I decided that it was worth taking a bit of a chance on this machine. It's got the rotating headstock that love on my Jet 1442VS. It's an unknown from a quality standpoint, but worst case I can always do a chargeback if they ship me a piece of crap and wont accept the return.

James


----------



## waho6o9 (May 6, 2011)

Looks like a great machine, congrats.


----------



## Wildwood (Jul 22, 2012)

Good luck with your new lathe!


----------



## JamesVavra (Apr 27, 2009)

I've had it for about a week. I've turned a few things, and posted an initial review.

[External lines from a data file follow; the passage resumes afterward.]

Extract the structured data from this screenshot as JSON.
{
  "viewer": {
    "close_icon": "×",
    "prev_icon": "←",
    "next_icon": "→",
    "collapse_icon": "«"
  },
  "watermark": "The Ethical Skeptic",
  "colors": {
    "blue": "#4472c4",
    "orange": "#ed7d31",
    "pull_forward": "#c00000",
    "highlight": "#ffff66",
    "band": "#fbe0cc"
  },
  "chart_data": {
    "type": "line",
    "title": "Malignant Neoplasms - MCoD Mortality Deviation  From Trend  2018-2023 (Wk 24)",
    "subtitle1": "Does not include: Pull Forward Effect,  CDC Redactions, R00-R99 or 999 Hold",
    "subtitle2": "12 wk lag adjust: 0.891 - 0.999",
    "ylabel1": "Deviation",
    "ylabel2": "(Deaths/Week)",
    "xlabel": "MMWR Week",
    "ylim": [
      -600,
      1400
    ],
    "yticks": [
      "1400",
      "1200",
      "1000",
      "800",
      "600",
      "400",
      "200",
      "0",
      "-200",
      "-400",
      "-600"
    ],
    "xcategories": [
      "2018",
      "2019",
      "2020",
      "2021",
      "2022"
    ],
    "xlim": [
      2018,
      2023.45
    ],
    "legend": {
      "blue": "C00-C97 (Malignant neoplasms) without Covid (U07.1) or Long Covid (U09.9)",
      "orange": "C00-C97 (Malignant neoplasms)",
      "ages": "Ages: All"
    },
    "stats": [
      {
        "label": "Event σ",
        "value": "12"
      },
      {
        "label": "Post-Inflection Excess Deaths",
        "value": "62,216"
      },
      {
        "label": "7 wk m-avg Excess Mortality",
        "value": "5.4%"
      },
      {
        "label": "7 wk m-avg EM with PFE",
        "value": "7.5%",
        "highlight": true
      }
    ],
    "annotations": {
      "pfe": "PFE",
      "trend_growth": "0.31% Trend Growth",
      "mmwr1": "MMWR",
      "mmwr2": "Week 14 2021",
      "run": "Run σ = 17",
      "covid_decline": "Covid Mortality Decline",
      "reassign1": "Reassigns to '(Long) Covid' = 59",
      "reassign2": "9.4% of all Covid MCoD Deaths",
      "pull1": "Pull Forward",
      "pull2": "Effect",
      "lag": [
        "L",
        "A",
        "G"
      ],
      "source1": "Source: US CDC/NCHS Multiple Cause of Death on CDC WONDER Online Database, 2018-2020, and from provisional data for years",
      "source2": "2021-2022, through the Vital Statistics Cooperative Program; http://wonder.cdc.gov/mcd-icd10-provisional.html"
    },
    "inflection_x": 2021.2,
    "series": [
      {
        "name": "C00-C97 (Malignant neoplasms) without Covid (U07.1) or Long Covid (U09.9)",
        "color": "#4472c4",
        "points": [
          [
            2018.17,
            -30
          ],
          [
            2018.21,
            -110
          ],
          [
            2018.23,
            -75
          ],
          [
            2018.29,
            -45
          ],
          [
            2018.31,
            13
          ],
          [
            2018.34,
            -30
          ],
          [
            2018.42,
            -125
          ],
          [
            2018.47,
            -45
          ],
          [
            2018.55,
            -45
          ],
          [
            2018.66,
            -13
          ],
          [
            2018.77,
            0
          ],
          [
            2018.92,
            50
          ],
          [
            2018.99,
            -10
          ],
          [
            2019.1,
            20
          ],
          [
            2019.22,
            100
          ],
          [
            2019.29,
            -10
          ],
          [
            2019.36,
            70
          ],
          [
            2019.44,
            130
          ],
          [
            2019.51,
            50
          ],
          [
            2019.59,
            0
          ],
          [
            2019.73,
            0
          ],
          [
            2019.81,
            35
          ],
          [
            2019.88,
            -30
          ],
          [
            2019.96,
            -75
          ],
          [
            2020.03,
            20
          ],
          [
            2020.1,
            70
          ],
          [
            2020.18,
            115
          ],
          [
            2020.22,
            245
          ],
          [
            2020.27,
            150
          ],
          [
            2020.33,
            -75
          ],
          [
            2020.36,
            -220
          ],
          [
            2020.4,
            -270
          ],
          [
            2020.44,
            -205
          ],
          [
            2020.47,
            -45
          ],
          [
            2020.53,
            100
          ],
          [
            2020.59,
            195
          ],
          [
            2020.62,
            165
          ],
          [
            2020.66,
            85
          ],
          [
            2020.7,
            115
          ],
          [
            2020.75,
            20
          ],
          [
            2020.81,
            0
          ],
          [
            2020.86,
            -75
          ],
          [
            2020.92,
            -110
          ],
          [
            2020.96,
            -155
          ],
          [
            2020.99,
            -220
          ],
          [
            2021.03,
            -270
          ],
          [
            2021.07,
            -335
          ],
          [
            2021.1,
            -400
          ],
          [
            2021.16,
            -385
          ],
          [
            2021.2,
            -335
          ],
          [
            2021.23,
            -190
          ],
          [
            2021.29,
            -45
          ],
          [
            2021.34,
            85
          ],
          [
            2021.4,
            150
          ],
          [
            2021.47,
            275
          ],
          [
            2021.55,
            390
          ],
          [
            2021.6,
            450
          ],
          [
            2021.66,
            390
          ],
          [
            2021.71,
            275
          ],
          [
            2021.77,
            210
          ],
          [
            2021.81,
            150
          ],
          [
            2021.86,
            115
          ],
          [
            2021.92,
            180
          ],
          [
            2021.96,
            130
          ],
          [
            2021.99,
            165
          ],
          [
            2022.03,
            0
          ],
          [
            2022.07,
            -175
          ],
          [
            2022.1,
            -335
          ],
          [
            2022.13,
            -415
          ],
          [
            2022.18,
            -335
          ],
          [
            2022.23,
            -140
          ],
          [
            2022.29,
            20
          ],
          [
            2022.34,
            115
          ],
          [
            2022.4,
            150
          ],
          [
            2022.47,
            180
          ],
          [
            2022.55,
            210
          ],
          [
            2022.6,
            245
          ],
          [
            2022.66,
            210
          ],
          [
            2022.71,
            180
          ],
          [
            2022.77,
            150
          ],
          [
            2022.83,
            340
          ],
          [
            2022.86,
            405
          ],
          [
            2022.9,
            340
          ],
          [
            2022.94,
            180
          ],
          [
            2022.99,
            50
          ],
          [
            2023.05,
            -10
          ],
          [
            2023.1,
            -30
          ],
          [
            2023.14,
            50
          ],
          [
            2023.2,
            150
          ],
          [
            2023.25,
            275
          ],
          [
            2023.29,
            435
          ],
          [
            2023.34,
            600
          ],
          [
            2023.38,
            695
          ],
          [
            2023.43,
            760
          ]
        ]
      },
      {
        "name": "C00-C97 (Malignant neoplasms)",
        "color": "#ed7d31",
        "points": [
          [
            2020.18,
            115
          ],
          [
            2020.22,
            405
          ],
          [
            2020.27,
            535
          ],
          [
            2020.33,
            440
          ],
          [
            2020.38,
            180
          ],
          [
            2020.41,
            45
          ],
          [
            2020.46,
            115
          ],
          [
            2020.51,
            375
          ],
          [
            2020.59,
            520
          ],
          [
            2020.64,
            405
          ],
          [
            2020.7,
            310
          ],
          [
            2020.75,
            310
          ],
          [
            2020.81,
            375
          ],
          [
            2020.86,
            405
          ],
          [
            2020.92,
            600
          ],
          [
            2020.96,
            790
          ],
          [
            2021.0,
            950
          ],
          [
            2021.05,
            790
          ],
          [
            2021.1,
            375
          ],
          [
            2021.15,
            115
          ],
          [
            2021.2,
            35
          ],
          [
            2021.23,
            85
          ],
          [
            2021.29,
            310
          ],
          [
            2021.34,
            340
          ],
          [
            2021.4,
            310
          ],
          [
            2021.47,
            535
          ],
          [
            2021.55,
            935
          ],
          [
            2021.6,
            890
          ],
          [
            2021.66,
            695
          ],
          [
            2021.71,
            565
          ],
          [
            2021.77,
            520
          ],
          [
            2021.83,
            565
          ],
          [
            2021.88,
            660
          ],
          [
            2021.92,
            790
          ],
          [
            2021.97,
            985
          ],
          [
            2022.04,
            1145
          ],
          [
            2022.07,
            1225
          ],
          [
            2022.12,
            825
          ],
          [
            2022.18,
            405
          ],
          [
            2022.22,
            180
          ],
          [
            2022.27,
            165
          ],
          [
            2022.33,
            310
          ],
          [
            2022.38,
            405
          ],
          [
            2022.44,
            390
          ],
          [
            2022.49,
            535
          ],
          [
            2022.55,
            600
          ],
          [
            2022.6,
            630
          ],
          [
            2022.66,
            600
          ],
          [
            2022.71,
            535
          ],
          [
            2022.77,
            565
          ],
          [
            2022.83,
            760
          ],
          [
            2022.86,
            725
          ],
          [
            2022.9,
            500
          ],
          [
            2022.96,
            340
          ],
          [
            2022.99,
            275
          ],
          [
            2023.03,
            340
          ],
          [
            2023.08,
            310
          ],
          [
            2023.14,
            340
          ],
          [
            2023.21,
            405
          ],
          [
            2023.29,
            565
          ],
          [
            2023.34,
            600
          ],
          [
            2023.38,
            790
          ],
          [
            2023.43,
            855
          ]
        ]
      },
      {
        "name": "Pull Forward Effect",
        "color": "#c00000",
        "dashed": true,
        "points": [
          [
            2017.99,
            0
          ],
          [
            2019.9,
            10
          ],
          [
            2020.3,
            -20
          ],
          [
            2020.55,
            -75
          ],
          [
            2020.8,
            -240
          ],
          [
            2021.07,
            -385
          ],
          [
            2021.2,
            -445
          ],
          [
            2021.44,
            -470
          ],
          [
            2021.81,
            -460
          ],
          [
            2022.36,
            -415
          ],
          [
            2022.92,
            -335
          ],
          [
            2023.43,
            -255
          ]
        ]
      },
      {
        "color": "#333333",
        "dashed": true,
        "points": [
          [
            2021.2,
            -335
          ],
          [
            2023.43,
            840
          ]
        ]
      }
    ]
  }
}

http://www.artistryinwood.info/?p=291


----------



## Porchfish (Jun 20, 2011)

Before you jump , take a look at the Grizzly G0800 I am trying to decide wether it is worth the convenience of dumping my shop built "Red Ryder" with 40" swing over bed….


----------



## Wildwood (Jul 22, 2012)

Good luck with new lathe and thank you for your review.


----------



## OSU55 (Dec 14, 2012)

I use the swiveling headstock feature on my lathe quite often. Leaning over the ways is way too hard on the back. I may switch outboard and spindle turning several times in one day, as different projects are at different steps or as the need arises. Quicker aand easier to swivel the head vs sliding it and removing the tailstock each time. No issues with alignment - yes the headstock needs to be aligned when swiveled back before locking it down - takes an extra 30 seconds.


----------



## wormil (Nov 19, 2011)

> Before you jump , take a look at the Grizzly G0800
> - Porchfish


He bought the lathe 2 years ago, I think you are a bit late with advice.


----------



## restored (Sep 2, 2012)

I am on my way to the review. I hope it's good. Have a chance to pick up the same Rikon from a late 2013 purchase, making it just over 2 years old, on C L for 1900. Upgrading to a One Way, said he liked the the quality of the machine so much, that it helped improve his final product, he doesn't expect the same increase in performance,but his dream machine. He did say it has turned a couple hundred bowls and hollowed vessels of which sold well, helping to afford the dream machine. Any input from James on the asking price." I may be all wet, and not stick my nose were it doesn't belong, but. I wouldn't buy the Nova lathe discussed for the mere fact it looks like a set of folding saw horses that you pay top dollar for, and end up adding plywood gussets to so you don't have to throw out. It may have some nice features, but just doesn't look like a real machine. Only my opinion on looks not performance. I know they run over 3000, I would save a little longer and buy the powermatic or save a little and buy the Grizzly. Though I'm a big believer in form follows function. To many other good options to go there for me. The question was about the Rikon, nothing else. We all struggle with this, and look at 4 or 5 different lathes, before one jumps. Off to the review.


----------